Reports until 09:15, Sunday 03 September 2017
H1 CDS
sheila.dwyer@LIGO.ORG - posted 09:15, Sunday 03 September 2017 - last comment - 14:02, Sunday 03 September 2017(38498)
epics not updating

Epics variables that originate from the RCG don't seem to be updating this morning, although ones that originate in Beckhoff are updating.  I don't see anything wrong on the CDS overview except the timing system errors which have been there since Tuesday.  

On the GDS screens, the GPS times are all stuck at slightly different times around Sep 03 2017 11:42:43 UTC (so far I have seen times within about 10 seconds of each other with all models on the same IOP stopped at the same time.)

We have had what looks like many nearby EQs over the last 16 hours. 

Comments related to this report
david.barker@LIGO.ORG - 09:34, Sunday 03 September 2017 (38499)

h1boot locked up around 04:40 PDT. Sheila is rebooting it.

david.barker@LIGO.ORG - 09:41, Sunday 03 September 2017 (38500)

h1boot is back, front ends look good. Sheila will try some testpoints and excitations.

david.barker@LIGO.ORG - 09:45, Sunday 03 September 2017 (38502)

here are h1boot's system messages for early this morning, last message before freeze up was an ntpd status change at approximately the time of the freeze. The next message is the reboot at 09:39:08

Sep  3 01:19:48 h1boot -- MARK --

Sep  3 01:39:48 h1boot -- MARK --

Sep  3 01:59:48 h1boot -- MARK --

Sep  3 02:19:48 h1boot -- MARK --

Sep  3 02:39:48 h1boot -- MARK --

Sep  3 02:59:48 h1boot -- MARK --

Sep  3 03:19:48 h1boot -- MARK --

Sep  3 03:39:48 h1boot -- MARK --

Sep  3 03:59:49 h1boot -- MARK --

Sep  3 04:19:49 h1boot -- MARK --

Sep  3 04:39:49 h1boot -- MARK --

Sep  3 04:41:40 h1boot ntpd[4865]: kernel time sync status change 6001

Sep  3 09:39:08 h1boot syslog-ng[4227]: Syslog connection established; fd='7', server='AF_INET(10.99.0.99:514)', local='AF_INET(0.0.0.0:0)'

 

david.barker@LIGO.ORG - 10:01, Sunday 03 September 2017 (38503)

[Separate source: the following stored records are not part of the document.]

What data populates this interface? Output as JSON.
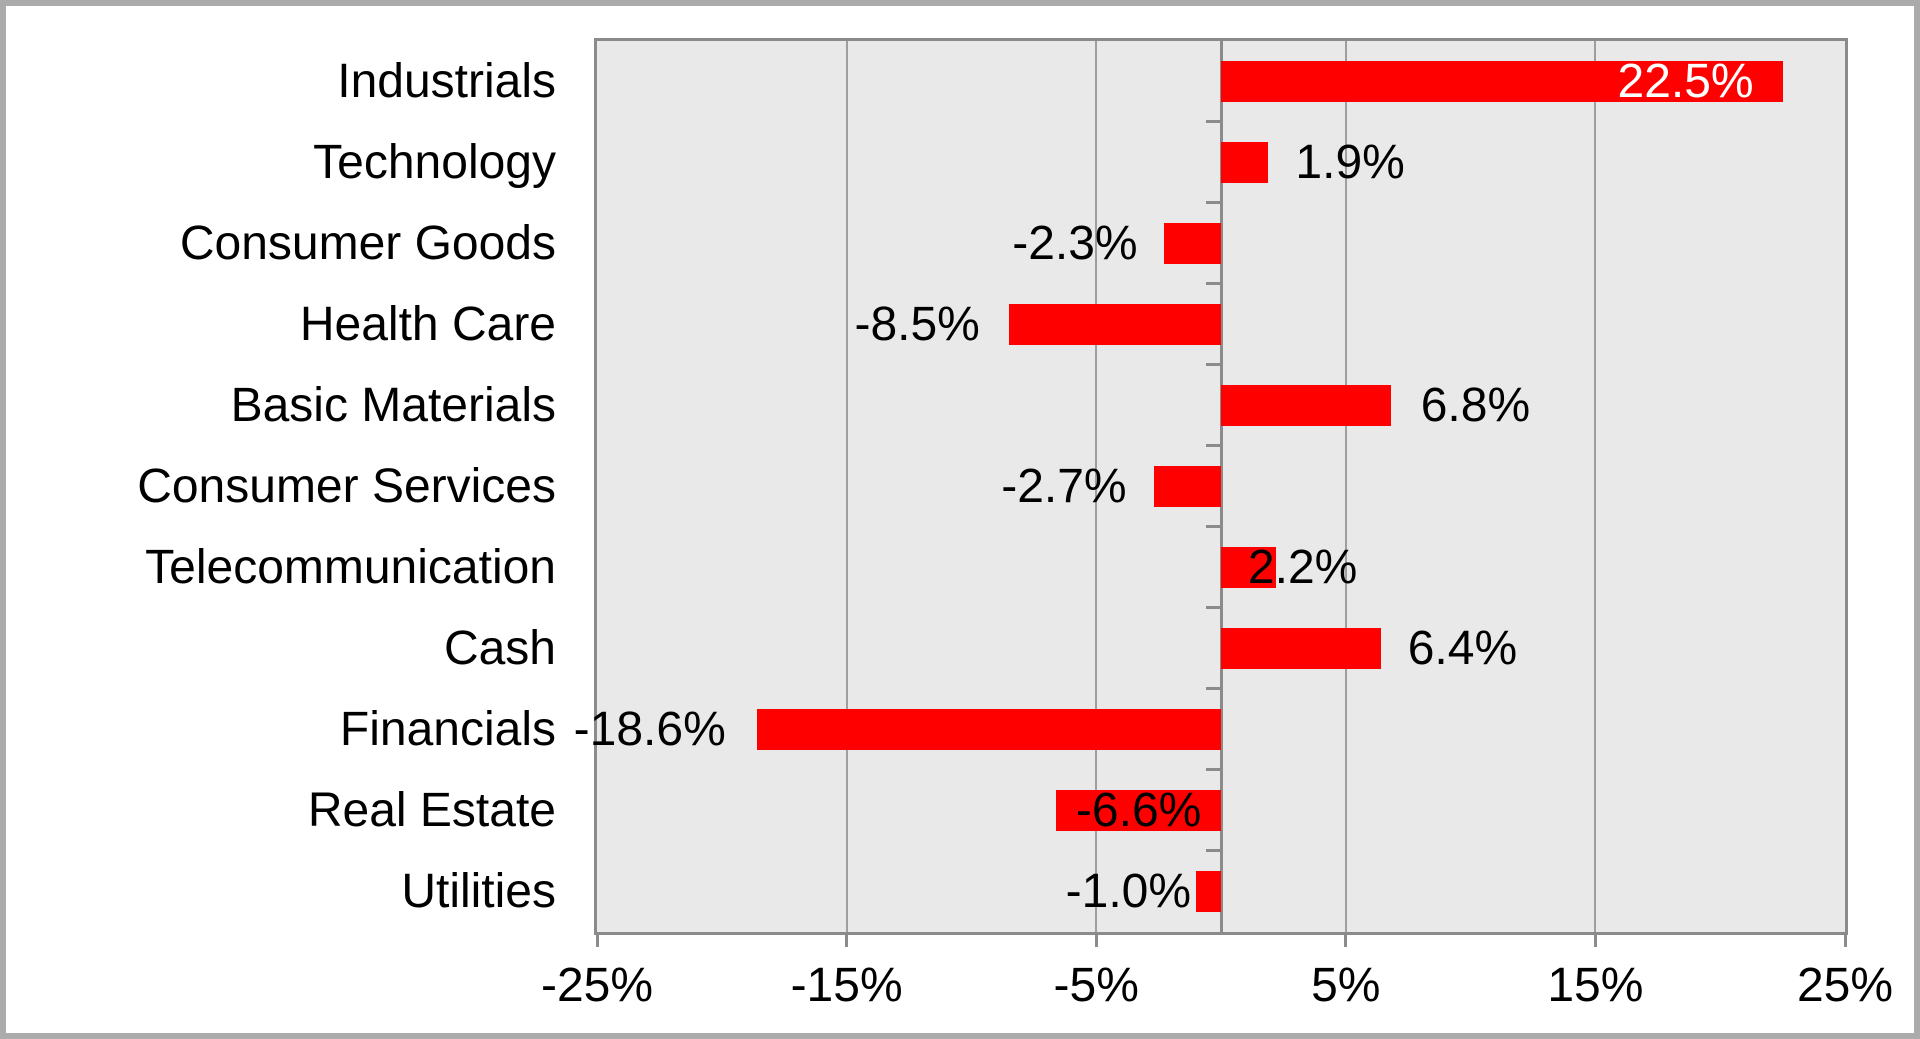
{
  "window": {
    "type": "chart-screenshot",
    "background": "#FFFFFF",
    "frame_color": "#ABABAB"
  },
  "chart_data": {
    "type": "bar",
    "orientation": "horizontal",
    "title": "",
    "legend": {
      "visible": false
    },
    "grid": "vertical-major",
    "plot_background": "#E9E9E9",
    "bar_color": "#FF0000",
    "gridline_color": "#9E9E9E",
    "axis_color": "#8B8B8B",
    "text_color": "#000000",
    "xlim": [
      -25,
      25
    ],
    "gridline_values": [
      -15,
      -5,
      5,
      15
    ],
    "x_ticks": [
      {
        "value": -25,
        "label": "-25%"
      },
      {
        "value": -15,
        "label": "-15%"
      },
      {
        "value": -5,
        "label": "-5%"
      },
      {
        "value": 5,
        "label": "5%"
      },
      {
        "value": 15,
        "label": "15%"
      },
      {
        "value": 25,
        "label": "25%"
      }
    ],
    "categories": [
      "Industrials",
      "Technology",
      "Consumer Goods",
      "Health Care",
      "Basic Materials",
      "Consumer Services",
      "Telecommunication",
      "Cash",
      "Financials",
      "Real Estate",
      "Utilities"
    ],
    "values": [
      22.5,
      1.9,
      -2.3,
      -8.5,
      6.8,
      -2.7,
      2.2,
      6.4,
      -18.6,
      -6.6,
      -1.0
    ],
    "bars": [
      {
        "category": "Industrials",
        "value": 22.5,
        "label": "22.5%",
        "label_placement": "inside-end",
        "label_gap": 29,
        "label_color": "#FFFFFF"
      },
      {
        "category": "Technology",
        "value": 1.9,
        "label": "1.9%",
        "label_placement": "outside",
        "label_gap": 27,
        "label_color": "#000000"
      },
      {
        "category": "Consumer Goods",
        "value": -2.3,
        "label": "-2.3%",
        "label_placement": "outside",
        "label_gap": 26,
        "label_color": "#000000"
      },
      {
        "category": "Health Care",
        "value": -8.5,
        "label": "-8.5%",
        "label_placement": "outside",
        "label_gap": 29,
        "label_color": "#000000"
      },
      {
        "category": "Basic Materials",
        "value": 6.8,
        "label": "6.8%",
        "label_placement": "outside",
        "label_gap": 30,
        "label_color": "#000000"
      },
      {
        "category": "Consumer Services",
        "value": -2.7,
        "label": "-2.7%",
        "label_placement": "outside",
        "label_gap": 27,
        "label_color": "#000000"
      },
      {
        "category": "Telecommunication",
        "value": 2.2,
        "label": "2.2%",
        "label_placement": "outside",
        "label_gap": -28,
        "label_color": "#000000"
      },
      {
        "category": "Cash",
        "value": 6.4,
        "label": "6.4%",
        "label_placement": "outside",
        "label_gap": 27,
        "label_color": "#000000"
      },
      {
        "category": "Financials",
        "value": -18.6,
        "label": "-18.6%",
        "label_placement": "outside",
        "label_gap": 31,
        "label_color": "#000000"
      },
      {
        "category": "Real Estate",
        "value": -6.6,
        "label": "-6.6%",
        "label_placement": "inside-center",
        "label_gap": 0,
        "label_color": "#000000"
      },
      {
        "category": "Utilities",
        "value": -1.0,
        "label": "-1.0%",
        "label_placement": "outside",
        "label_gap": 5,
        "label_color": "#000000"
      }
    ]
  }
}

Impact of h1boot freeze up:

The front end real-time processes were not affected by the freeze, neither was their data transfer to the DAQ. All EPICS IOCs on the front ends froze up, which mainly impacted the Guardian nodes which received stuck data. MEDMs were also frozen at their 04:41 PDT values, and conlog also did not receive any updates. I suspect testpoint and excitation operations would have been unavailable during the freeze.

keith.thorne@LIGO.ORG - 14:02, Sunday 03 September 2017 (38505)CDS
Given that both sites had the EtherCat front-end node lockup in the last week, and now H1 boot server, we likely are in the known bug in kernel 2.6.34 where it will fail after > 200 days (certainly the case for l1ecatc1).   We had restarted everything to be OK until end of O2, but it is now after that point.

Really looking forward to getting the OK to install updated OS on IFO front-ends.